Panggil
Kami Buruh Sragen!
Eko Prasetyo ;
Anggota Badan Pekerja Social Movement Institute (SMI)
|
INDOPROGRESS,
18 Agustus 2014
Apakah nasib kita akan
terus seperti
Sepeda rongsokan karatan
ini?
O, tidak, dik!
Kita akan terus melawan
Waktu yang bijak bestari
Kan sudah mengajari kita
Bagaimana menghadapi
derita
Kitalah yang akan memberi
senyum
Kepada masa depan
Jangan menyerahkan diri
pada ketakutan
Kita akan terus bergulat
(Wiji Thukul, Puisi untuk
Adik)
AKU TINGGAL di kota yang indah. Sragen namanya. Sekujur kota
dikelilingi oleh sawah. Diapit dengan pepohonan yang rindang dan sejuk.

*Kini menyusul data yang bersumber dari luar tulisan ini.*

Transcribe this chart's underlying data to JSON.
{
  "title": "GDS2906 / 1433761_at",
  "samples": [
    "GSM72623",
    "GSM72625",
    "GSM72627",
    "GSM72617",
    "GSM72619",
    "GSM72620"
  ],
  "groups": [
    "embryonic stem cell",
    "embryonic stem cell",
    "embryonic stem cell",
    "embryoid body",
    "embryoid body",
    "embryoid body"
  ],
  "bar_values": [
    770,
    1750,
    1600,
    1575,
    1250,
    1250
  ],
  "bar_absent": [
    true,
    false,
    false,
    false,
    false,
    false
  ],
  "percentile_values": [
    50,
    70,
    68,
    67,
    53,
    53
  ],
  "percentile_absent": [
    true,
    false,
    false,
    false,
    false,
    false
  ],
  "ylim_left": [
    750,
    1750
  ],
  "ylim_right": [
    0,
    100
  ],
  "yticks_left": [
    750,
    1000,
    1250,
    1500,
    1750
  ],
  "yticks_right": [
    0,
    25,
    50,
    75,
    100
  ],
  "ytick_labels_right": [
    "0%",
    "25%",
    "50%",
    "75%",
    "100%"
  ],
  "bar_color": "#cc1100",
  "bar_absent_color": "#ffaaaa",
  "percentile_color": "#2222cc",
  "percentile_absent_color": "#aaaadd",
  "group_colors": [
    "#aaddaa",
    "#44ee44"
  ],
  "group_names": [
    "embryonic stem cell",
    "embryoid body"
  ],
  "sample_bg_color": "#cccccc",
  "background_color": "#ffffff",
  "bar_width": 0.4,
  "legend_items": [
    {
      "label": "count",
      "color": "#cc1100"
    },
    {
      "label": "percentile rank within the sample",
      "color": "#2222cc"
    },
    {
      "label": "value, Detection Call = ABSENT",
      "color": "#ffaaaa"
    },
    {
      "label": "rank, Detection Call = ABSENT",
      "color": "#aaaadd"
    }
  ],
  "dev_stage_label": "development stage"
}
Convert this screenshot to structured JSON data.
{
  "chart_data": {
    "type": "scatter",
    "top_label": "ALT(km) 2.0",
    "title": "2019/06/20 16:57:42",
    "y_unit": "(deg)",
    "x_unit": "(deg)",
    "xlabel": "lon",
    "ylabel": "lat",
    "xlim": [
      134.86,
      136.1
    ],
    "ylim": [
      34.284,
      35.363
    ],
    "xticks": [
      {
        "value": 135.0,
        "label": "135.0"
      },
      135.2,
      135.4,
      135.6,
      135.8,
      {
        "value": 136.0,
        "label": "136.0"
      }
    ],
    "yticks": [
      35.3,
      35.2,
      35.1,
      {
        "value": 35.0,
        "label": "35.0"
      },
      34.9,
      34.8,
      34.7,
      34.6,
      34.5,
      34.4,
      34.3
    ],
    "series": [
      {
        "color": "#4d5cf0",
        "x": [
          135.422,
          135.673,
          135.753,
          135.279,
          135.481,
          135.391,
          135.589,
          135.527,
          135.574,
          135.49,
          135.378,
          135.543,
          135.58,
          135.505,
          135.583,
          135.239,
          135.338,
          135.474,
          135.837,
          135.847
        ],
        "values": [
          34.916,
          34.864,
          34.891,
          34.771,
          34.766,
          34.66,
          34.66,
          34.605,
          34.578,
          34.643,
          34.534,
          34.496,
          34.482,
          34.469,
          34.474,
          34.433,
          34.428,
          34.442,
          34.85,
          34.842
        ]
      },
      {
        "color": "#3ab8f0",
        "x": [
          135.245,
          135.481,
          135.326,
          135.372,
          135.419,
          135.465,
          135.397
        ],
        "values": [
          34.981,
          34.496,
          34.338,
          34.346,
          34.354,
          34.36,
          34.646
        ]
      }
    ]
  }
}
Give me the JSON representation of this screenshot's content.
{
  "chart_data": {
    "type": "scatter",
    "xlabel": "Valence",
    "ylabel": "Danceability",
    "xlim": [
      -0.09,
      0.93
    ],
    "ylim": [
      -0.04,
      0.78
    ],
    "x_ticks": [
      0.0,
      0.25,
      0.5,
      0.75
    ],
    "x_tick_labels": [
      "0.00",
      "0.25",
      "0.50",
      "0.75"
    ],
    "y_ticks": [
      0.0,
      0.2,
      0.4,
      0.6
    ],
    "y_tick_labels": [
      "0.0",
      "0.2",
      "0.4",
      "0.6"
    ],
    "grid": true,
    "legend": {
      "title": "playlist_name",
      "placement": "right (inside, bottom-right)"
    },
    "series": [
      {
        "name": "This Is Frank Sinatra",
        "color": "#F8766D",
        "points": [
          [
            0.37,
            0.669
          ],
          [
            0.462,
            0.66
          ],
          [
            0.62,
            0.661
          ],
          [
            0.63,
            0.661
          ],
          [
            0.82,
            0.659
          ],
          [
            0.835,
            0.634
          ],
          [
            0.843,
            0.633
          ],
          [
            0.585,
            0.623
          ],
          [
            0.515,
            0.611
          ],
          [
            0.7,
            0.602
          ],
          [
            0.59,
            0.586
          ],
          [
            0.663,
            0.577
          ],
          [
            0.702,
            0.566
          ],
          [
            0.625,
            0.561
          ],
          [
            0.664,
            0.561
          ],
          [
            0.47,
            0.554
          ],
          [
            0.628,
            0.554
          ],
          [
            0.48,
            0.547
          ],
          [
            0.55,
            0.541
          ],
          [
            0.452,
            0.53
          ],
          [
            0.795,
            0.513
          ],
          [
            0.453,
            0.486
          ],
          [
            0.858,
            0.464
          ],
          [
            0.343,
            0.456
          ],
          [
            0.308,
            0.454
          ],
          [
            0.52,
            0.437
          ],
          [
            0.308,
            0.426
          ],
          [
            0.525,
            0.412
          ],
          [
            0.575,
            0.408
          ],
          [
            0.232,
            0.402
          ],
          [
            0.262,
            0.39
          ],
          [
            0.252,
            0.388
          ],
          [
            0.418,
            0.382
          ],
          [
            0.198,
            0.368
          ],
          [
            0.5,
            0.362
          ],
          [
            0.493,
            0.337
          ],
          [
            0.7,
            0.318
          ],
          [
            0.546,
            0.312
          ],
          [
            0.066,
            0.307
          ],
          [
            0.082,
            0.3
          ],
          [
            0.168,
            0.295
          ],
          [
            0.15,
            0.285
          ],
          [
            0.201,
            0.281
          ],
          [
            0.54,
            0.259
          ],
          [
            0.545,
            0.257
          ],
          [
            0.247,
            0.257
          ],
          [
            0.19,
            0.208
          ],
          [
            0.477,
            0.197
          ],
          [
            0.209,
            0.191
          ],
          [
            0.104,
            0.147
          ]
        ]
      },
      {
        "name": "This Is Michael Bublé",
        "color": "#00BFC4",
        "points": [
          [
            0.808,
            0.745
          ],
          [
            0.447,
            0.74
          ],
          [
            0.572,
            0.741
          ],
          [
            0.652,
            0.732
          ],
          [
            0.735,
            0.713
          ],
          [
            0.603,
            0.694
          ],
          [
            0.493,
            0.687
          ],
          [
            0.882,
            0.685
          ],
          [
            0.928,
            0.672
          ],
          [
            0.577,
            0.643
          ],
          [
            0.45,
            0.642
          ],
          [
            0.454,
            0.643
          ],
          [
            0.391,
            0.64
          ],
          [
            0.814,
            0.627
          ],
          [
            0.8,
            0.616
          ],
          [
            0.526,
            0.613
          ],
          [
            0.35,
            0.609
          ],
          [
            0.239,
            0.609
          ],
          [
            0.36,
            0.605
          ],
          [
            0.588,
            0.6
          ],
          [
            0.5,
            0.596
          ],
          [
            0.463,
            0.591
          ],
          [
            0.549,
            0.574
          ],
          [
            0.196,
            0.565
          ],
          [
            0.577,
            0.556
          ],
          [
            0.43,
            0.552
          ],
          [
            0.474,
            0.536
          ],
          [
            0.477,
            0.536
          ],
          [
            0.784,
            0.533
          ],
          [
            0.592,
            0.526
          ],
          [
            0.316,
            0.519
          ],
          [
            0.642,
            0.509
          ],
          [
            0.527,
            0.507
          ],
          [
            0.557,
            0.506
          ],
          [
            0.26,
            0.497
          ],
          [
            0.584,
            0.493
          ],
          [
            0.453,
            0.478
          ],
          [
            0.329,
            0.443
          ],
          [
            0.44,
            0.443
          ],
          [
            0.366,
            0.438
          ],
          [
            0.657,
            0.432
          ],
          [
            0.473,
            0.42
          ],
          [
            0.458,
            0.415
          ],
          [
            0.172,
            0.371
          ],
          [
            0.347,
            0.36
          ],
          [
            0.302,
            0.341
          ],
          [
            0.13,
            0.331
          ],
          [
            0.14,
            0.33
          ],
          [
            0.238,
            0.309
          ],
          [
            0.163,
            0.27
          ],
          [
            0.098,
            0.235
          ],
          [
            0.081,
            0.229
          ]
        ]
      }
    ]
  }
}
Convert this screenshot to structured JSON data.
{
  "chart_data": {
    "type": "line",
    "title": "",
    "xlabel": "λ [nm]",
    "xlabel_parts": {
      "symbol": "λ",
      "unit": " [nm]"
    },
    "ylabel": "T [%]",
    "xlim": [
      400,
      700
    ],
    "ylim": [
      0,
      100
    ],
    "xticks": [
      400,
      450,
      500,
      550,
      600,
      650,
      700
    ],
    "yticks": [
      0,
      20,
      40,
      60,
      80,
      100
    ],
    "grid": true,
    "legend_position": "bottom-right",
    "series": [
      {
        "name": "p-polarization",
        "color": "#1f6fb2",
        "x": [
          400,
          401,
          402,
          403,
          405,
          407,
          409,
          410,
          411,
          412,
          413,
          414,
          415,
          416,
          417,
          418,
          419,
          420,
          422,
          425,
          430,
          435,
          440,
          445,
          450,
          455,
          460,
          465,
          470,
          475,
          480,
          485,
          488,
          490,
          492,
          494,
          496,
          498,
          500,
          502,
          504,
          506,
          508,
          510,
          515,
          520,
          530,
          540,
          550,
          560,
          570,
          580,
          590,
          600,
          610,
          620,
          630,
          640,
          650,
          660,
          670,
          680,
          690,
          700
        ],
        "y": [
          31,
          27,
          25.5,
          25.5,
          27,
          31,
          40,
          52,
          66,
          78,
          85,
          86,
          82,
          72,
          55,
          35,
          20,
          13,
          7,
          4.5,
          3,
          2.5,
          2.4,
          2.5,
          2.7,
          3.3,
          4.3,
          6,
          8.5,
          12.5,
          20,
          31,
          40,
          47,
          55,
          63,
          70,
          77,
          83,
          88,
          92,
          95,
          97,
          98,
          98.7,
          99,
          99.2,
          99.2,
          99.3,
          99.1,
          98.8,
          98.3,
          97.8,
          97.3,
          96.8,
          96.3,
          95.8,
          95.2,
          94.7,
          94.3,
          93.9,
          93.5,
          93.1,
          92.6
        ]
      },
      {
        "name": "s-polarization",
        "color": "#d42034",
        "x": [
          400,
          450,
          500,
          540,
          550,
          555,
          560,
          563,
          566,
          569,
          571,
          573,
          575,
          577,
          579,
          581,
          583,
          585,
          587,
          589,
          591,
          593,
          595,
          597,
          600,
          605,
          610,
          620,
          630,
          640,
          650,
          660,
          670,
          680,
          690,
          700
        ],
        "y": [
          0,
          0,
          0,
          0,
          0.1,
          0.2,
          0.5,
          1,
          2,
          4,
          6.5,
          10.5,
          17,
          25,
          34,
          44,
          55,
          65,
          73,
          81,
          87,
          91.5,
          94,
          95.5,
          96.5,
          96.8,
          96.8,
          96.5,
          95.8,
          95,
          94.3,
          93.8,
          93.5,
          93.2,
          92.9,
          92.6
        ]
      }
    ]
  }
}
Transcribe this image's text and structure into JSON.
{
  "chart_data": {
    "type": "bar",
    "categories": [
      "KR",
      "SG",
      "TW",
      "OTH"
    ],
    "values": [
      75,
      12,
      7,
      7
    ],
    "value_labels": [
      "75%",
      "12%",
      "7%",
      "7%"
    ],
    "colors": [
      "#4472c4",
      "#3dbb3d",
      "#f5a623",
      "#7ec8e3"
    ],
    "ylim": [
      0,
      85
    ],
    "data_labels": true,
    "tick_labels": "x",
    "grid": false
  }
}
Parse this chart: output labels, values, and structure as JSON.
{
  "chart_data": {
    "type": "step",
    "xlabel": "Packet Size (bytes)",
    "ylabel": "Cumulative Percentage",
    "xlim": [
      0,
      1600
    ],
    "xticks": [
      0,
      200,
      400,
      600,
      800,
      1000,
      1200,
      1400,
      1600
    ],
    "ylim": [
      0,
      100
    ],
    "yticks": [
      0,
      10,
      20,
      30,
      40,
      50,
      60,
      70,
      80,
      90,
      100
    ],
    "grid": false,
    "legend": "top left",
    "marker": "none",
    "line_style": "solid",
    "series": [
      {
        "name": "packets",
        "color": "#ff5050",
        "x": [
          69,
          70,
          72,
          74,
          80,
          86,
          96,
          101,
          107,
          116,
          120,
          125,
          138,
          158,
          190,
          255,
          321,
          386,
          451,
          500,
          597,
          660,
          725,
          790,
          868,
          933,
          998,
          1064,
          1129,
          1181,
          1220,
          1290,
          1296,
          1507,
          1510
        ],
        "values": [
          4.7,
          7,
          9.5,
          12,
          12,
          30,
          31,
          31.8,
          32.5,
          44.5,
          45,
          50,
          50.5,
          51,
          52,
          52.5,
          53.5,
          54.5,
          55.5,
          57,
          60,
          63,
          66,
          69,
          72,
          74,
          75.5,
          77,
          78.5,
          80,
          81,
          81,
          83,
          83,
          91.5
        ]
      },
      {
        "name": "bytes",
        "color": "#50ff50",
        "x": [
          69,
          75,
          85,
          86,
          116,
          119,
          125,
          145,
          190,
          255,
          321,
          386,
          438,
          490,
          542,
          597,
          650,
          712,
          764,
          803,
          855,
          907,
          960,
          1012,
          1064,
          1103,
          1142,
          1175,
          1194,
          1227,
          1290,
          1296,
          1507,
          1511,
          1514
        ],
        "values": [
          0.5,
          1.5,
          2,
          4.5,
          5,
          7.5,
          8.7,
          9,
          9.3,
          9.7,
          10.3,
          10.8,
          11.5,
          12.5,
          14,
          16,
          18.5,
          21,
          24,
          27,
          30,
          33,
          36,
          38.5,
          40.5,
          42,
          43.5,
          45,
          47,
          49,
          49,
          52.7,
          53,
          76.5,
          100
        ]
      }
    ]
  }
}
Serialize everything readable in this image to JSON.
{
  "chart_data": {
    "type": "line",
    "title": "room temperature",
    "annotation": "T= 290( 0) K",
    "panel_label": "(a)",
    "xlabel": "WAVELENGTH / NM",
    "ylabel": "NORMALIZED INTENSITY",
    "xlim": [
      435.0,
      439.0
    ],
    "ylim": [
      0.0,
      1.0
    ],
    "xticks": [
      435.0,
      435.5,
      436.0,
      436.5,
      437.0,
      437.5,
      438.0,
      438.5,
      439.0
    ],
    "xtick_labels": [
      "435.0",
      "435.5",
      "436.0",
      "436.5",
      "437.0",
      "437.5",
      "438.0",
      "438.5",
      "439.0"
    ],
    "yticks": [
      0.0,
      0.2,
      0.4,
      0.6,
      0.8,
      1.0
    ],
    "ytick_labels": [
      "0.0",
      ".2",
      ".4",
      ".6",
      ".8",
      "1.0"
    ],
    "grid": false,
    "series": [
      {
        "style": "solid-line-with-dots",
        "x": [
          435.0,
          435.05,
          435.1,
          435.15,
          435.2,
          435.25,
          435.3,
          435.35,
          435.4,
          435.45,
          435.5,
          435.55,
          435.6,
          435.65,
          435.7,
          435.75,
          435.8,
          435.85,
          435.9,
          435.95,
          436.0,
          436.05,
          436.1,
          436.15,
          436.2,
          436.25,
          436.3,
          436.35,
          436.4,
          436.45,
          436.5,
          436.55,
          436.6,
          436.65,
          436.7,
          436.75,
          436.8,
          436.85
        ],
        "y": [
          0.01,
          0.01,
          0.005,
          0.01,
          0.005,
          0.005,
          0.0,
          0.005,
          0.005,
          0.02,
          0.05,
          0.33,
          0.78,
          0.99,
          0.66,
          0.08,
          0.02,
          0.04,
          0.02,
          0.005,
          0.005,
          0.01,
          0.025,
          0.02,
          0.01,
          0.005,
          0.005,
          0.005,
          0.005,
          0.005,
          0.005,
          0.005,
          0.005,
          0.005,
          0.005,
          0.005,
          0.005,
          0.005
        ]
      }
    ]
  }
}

Keramahan penduduk beradu dengan simpati kaum pendatang. Jika malam, sawah
itu mendengungkan suara kodok: ramai dan kompak. Irama malam juga dihiasi
oleh langit yang jadi pekarangan bintang. Terang kota berhiaskan lampu
jalanan. Kini lapangan telah jadi mimbar pesta: biasanya penduduk habiskan
malam di sana. Ada pasar malam di alun-alun. Mirip ibu kota tanpa kemacetan.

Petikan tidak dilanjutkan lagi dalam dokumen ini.